# Holiday pictures



## guccigrande (Apr 17, 2011)

We just came back today from our weekend break from Channels Lodge
It was quite nice actually! The babies definitely enjoyed the strolls outside and the hotel rooms were also very nice and tidy, and best of all dog friendly!
Prada decided to have the couch all to herself the majority of the time hehe!
We stayed in one of the suites for a night, but then decided to upgrade to the cottage suite because it had a huge enclosed garden for Prada Gucci and Coco to run around in.
We also went to Diva dogs for Grooming and shopping 
Gucci got a little bandanna and Prada and Coco got little cute bows on their head and they really smelled GORGEOUS (I ended up buying the doggy perfume they used )
They also had their bum hair trimmed which I found hilarious LOL!
I bought them loads of doggy toys and 2 new beds and 2 new carrier bags for christmas (I will post pics after xmas when they open their pressies )


----------



## guccigrande (Apr 17, 2011)




----------



## elaina (Jul 1, 2008)

Wow, sounds like you had a great time! love all the pics, my favorite one is the 3 dogs in a bowl, so cute  . that red harness that Prada is wearing looks like one i have for my girls, is it a Susan Lanci step in?


----------



## guccigrande (Apr 17, 2011)

elaina said:


> Wow, sounds like you had a great time! love all the pics, my favorite one is the 3 dogs in a bowl, so cute  . that red harness that Prada is wearing looks like one i have for my girls, is it a Susan Lanci step in?

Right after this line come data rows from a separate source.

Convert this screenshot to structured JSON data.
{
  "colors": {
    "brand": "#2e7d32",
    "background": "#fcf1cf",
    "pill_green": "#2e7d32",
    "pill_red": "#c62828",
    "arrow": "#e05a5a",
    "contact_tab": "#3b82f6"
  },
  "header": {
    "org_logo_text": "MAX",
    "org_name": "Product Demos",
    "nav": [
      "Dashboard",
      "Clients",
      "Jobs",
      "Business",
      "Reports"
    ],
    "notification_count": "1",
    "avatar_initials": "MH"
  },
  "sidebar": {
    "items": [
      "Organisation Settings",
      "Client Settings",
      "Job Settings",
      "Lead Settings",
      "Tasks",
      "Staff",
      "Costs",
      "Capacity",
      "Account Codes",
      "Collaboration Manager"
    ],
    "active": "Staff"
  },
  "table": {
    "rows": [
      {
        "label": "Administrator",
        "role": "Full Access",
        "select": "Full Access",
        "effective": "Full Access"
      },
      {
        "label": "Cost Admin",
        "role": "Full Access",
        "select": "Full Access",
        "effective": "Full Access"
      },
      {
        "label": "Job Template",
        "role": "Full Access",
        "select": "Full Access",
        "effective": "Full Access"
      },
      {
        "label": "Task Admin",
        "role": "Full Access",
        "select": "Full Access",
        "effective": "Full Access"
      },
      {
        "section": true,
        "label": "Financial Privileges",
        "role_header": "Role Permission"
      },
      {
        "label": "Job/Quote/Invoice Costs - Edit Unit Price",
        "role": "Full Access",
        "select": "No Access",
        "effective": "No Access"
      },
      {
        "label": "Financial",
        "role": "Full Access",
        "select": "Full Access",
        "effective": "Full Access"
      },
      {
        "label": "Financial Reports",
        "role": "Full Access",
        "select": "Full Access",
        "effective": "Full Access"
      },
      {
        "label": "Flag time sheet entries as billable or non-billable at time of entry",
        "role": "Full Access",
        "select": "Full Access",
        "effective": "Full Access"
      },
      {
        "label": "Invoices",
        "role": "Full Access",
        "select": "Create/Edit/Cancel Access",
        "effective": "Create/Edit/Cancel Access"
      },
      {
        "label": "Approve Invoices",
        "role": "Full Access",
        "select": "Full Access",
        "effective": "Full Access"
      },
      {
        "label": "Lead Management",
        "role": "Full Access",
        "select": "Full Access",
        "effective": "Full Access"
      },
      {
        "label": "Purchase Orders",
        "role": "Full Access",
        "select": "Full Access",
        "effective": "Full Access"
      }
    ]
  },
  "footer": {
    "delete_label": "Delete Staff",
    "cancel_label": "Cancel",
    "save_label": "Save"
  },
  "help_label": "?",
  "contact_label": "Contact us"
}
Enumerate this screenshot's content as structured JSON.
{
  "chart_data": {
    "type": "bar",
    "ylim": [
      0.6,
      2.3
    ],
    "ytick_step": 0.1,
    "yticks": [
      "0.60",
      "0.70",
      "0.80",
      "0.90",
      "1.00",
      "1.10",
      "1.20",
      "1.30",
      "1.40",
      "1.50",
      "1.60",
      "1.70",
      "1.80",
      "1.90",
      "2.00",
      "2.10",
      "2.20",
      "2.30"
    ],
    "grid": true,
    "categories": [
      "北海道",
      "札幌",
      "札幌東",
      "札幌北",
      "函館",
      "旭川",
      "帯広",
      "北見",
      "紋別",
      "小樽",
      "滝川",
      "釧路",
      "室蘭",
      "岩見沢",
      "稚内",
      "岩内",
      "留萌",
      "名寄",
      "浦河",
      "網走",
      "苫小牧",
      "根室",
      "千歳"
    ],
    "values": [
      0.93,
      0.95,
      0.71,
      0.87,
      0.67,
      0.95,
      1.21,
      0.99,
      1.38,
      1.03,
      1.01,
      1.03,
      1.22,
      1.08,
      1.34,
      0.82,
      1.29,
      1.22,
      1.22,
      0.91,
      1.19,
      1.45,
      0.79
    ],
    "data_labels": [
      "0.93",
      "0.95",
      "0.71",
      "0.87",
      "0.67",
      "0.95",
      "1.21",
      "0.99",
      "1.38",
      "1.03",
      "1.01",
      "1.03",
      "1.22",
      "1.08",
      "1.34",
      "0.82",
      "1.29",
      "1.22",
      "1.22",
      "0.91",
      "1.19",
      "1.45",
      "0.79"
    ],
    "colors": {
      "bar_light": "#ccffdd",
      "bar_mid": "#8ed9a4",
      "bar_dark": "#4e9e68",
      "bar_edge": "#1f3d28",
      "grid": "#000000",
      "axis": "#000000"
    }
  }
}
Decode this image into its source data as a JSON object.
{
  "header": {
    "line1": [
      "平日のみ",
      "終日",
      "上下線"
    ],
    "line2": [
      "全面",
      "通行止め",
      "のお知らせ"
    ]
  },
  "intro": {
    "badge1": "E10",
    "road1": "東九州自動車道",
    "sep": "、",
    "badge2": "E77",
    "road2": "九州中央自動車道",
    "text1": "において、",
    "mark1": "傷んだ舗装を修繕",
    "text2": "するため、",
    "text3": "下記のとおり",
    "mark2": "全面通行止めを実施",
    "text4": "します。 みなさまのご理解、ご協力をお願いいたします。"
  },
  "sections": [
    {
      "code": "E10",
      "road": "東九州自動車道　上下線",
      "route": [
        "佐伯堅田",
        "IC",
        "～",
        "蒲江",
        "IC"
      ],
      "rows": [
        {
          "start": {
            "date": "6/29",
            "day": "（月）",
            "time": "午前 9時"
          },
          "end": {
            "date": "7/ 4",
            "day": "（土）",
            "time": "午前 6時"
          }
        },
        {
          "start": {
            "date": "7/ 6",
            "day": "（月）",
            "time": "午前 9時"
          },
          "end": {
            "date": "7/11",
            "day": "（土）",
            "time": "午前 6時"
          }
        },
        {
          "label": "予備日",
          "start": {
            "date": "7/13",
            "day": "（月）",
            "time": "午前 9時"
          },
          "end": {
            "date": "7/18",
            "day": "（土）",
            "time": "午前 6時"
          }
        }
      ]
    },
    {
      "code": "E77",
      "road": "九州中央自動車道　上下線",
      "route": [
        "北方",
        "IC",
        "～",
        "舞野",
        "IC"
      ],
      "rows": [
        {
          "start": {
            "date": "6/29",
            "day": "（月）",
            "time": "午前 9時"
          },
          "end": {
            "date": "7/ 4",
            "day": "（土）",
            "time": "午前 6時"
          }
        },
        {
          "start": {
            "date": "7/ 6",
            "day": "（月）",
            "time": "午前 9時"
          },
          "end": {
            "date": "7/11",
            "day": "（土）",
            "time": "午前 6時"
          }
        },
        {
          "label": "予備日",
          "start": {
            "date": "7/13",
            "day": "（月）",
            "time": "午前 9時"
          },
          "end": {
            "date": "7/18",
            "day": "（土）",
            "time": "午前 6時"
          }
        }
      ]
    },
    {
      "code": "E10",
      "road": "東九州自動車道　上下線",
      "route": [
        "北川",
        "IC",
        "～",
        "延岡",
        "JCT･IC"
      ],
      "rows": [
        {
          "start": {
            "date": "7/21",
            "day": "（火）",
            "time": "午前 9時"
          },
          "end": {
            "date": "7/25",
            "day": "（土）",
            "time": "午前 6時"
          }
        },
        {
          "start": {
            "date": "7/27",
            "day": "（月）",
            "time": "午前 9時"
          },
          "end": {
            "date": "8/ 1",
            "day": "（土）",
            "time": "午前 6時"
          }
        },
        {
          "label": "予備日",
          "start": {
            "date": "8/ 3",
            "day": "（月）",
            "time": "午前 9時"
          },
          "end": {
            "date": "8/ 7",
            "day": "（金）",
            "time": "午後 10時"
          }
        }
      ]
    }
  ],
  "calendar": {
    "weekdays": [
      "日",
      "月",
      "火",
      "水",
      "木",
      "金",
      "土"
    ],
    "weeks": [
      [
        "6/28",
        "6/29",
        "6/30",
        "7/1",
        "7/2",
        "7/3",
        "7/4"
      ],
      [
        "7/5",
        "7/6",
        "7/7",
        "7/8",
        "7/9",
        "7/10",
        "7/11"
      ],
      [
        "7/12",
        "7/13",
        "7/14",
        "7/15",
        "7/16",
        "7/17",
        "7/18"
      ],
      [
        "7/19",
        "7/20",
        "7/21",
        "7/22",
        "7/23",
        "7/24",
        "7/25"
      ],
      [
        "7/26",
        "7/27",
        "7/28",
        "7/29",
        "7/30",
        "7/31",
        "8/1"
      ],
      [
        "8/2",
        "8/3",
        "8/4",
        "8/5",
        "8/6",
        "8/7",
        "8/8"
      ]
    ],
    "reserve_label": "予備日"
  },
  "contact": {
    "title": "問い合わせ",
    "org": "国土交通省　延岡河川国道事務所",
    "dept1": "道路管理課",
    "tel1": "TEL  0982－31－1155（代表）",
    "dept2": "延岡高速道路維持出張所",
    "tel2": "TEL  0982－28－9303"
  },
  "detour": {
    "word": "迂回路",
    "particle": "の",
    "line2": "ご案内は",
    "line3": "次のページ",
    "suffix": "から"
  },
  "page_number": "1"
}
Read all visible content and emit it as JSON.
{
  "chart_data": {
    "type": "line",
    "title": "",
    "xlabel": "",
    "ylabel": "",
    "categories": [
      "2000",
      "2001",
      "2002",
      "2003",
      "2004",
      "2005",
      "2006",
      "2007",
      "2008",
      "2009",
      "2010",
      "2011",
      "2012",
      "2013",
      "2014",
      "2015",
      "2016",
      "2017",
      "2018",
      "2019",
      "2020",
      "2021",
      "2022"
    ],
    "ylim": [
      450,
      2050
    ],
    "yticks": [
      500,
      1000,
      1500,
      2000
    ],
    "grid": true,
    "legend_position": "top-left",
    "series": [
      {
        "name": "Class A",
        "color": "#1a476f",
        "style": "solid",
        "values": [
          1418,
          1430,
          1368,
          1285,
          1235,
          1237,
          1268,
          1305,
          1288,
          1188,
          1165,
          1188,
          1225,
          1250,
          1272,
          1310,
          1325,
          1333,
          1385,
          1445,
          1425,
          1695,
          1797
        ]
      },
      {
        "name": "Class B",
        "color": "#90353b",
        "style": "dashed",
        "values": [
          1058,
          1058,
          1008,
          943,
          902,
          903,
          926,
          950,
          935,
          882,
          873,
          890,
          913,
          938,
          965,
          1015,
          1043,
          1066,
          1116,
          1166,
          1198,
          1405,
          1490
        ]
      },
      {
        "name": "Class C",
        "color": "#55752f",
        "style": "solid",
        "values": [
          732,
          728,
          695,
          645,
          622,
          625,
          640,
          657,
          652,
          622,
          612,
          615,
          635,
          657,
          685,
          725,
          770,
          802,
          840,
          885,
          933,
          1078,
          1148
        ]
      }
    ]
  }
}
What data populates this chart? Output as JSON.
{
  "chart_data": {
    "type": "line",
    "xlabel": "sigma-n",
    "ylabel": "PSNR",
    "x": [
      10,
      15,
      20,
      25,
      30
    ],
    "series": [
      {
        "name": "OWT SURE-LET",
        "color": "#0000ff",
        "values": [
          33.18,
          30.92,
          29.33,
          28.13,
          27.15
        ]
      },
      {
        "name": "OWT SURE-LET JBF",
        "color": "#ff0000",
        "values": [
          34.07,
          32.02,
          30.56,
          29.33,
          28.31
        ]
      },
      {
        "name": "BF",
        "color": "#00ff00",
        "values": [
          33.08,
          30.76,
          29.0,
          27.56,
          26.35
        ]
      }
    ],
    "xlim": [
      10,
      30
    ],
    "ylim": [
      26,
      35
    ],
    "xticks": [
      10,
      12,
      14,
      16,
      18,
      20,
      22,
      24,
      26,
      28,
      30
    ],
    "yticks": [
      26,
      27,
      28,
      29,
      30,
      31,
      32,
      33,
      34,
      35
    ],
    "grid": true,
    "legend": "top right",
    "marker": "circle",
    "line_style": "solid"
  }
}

Thank you  Yes it was lovely
Well spotted ! All 3 of their harnesses is susan lancy actually
Prada's red one is the stardust tailbow, Gucci's Orange one is the plain stardust and Coco's (even though you can't see it well apart from the 6th photo because the harness is black like her) is the twisted whiskers one.
I Love her harnesses because they are so comfy


----------



## elaina (Jul 1, 2008)

Me too, i love Susan Lanci step in harnesses, so pretty and lightweight. i have the Tailbow one for Tootsie and the Tinkies garden ones for Minnie and Peyton


----------



## guccigrande (Apr 17, 2011)

elaina said:


> Me too, i love Susan Lanci step in harnesses, so pretty and lightweight. i have the Tailbow one for Tootsie and the Tinkies garden ones for Minnie and Peyton


I haven't bought the tinkies garden one yet  
Maybe I'll get one for xmas


----------



## carrieandcricket (Dec 6, 2011)

I like the pic of the three of them in the bowl on the table. That was absolutely adorable!


----------



## mooberry (Jan 31, 2011)

3 dogs 1 bowl ha ha ha soooooooo cute


----------



## guccigrande (Apr 17, 2011)

carrieandcricket said:


> I like the pic of the three of them in the bowl on the table. That was absolutely adorable!


Thank you 
Its a shame I couldn't get them all to look at me for the photo



mooberry said:


> 3 dogs 1 bowl ha ha ha soooooooo cute


LOOL 
Thank you


----------